Imagine this system. ((Note, this is borrowed from John Wick's The Dirty Dungeon)) The group decides on a general theme - say a forgotton tomb. Say we have 5 players and 1 DM. Standard group. Each player goes away during the week and creates 5 "encounters" (all three pillars - social, combat, exploration) based on this theme. By encounter I mean an event of interest for the group - something they would play through. Each player then submits those 5 encounters to the DM who takes the 25 encounters and meshes them together into a dungeon. As the DM puts things together, the DM can change elements and each change is rated from 1 to 4. The DM tallies the changes and puts that number of jelly beans (or M&M's) into a bowl. During play, the players can eat M&M's and gain a d4 bonus on any die roll. The more changes the DM makes, the more die rolls.
Now, each player would know 1/5 of the dungeon but have no knowledge of the other 4/5's. And even the 1/5 that the player knows is unreliable because the DM has changed elements. 25 encounters is a meaty adventure in 5e. That's, for my group anyway, probably 5 or 6 sessions of play. So, after say 4 sessions, the DM asks for 5 more encounters, this time for a town. Now after you leave the dungeon, you go to this nice sandbox town with 25 encounters - again a very meaty adventure.
Wash, rinse, repeat. Now you have everyone working together to build the entire world and the entire campaign. Nobody is buried under a mountain of work trying to build material for the campaign and you have all the creative energy of the entire group.
Is this the better way to play? Absolutely not. No way.

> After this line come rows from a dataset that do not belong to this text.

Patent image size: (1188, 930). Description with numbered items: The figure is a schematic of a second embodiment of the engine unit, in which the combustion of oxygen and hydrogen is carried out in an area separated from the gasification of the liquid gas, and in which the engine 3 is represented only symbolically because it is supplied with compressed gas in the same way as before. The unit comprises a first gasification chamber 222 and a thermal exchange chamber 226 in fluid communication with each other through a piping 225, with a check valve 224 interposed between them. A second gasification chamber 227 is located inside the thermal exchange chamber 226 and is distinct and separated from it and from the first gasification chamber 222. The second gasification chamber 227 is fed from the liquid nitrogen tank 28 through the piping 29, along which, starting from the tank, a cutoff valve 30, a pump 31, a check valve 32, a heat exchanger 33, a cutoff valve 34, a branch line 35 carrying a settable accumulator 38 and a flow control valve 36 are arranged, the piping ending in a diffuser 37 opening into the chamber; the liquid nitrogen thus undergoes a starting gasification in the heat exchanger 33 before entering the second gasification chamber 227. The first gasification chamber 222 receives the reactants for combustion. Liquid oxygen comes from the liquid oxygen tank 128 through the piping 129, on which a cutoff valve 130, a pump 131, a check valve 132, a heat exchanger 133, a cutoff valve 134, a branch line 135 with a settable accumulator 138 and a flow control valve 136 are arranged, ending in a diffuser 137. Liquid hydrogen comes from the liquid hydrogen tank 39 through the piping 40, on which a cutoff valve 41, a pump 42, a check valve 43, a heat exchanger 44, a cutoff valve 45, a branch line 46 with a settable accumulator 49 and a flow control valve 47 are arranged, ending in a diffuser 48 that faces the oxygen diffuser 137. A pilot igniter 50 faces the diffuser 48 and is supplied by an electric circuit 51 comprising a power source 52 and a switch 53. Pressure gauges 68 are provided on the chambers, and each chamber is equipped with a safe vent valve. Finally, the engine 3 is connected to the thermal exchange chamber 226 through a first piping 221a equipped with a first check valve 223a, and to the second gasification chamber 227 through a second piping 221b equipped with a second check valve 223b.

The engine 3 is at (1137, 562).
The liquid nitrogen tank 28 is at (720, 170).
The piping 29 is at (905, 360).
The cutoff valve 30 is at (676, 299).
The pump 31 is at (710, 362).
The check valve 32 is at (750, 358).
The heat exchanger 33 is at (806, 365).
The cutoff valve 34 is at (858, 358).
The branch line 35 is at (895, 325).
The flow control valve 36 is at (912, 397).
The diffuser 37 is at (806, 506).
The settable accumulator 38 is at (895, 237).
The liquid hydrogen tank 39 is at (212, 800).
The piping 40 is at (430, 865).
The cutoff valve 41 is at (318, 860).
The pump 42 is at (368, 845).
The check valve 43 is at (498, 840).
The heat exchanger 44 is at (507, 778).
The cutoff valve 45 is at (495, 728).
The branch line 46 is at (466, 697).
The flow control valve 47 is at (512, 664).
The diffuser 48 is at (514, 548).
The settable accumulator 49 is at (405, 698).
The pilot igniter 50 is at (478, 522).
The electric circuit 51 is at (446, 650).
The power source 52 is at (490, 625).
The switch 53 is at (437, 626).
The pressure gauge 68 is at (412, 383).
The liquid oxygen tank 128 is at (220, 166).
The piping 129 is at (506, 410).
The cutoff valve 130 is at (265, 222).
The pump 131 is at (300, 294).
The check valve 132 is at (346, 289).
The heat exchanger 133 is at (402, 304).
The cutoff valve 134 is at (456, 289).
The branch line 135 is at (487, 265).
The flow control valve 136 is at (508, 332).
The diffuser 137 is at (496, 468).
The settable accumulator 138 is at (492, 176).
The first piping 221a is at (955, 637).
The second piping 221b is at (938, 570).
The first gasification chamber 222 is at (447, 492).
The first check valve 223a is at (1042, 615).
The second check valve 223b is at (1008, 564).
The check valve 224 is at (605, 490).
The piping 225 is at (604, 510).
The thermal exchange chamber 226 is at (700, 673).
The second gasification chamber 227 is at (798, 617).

It's an ALTERNATIVE way to play a trad game. But, any alternatives are often completely shot down because the presumption that the way we do things is the best way of doing things. It's so incredibly conservative. We see this all the time in this thread. Any new ideas or methods are shot down, not because they are bad ideas but because they are new. Using failed skill checks to trigger events? Oh, hell no. That's not part of trad gaming. Allowing players to edit the game world? Oh, hell no. Players can't be trusted not to abuse the game. We must only trust the DM. On and on.